Important limitation: A Renko chart should not be read as a standalone signal. Brick sequences can describe filtered movement, but they do not remove execution risk, slippage, volatility, or the need to understand the broader market context.
Common Renko Chart Misreadings
Many Renko mistakes come from treating the filtered chart as if it were the full market record. The chart is useful only when the construction rule is understood first.

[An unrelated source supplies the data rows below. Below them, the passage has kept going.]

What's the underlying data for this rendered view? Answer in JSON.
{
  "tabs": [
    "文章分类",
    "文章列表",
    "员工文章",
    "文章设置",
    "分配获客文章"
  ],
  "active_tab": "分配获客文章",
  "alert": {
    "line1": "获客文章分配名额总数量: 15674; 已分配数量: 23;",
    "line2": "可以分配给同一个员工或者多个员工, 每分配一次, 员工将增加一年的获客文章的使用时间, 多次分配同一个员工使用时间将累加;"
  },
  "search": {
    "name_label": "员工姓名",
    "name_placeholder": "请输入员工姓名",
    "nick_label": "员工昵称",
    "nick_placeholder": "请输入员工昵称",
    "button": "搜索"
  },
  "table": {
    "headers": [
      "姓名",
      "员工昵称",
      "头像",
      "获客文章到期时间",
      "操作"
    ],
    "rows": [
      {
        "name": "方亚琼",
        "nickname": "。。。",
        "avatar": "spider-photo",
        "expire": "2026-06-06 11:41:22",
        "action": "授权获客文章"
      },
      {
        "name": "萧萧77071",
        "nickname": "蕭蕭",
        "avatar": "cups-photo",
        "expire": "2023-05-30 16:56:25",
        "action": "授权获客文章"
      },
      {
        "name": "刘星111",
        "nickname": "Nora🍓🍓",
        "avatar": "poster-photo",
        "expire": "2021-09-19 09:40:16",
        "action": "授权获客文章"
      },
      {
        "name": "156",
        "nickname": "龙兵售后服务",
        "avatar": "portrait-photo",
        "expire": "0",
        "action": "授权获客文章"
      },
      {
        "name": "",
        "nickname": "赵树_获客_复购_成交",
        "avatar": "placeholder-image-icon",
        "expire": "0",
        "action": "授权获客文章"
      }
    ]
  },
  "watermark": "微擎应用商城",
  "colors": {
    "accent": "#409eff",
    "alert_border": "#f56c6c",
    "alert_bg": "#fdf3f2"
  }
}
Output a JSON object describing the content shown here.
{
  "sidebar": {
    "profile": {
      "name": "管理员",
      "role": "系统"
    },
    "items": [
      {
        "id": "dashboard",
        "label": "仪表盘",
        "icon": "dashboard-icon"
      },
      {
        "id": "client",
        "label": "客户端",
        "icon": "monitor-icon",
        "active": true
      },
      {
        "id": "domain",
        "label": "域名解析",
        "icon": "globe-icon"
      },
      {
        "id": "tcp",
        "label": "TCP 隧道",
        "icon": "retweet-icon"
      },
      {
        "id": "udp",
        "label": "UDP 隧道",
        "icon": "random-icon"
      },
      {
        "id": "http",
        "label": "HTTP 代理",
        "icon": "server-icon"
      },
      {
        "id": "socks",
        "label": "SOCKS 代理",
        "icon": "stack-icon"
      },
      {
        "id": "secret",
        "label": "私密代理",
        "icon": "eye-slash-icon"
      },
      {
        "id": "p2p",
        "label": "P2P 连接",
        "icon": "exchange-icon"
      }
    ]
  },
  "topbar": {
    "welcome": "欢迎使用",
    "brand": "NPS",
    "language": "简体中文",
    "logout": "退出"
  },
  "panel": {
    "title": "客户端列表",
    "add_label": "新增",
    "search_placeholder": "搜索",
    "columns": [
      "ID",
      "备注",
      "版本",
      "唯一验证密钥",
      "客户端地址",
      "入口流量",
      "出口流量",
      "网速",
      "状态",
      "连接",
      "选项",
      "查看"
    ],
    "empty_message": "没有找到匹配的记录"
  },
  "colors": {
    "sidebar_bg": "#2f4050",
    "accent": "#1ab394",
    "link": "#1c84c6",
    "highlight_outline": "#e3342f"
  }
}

| Misreading | Why it happens | Safer interpretation |
|---|---|---|
| Assuming clean bricks prove a clean trend. | The display removes smaller movement below the threshold. | Read the brick sequence as filtered structure, not proof that volatility disappeared. |
| Comparing two Renko charts without checking settings. | Different brick sizes can produce different visible sequences. | Check brick size, calculation method, data input, and platform rules before comparing. |
| Treating every new brick as a trade signal. | A new brick can feel like confirmation because it is visually clear. | A new brick only means the construction threshold was met. |
| Ignoring hidden movement. | Movement inside the threshold does not create a visible brick. | Remember that unprinted movement still occurred in the underlying price path. |
FAQ
What does a Renko chart show?
A Renko chart shows price movement as bricks that appear only after the selected brick-size rule is satisfied. It emphasizes completed price displacement rather than fixed time intervals.
Is a Renko chart based on time?
No. A Renko chart is not based on fixed time intervals. Time can pass without a new brick if price does not move enough to satisfy the selected construction rule.
Does a new Renko brick mean a trade signal?
No. A new brick means the construction threshold was met. It does not automatically confirm direction, create an entry, or prove that a trend will continue.
Why can two Renko charts of the same market look different?
Two Renko charts can look different when they use different brick sizes, calculation methods, data inputs, or platform construction rules. The setting controls the visible structure.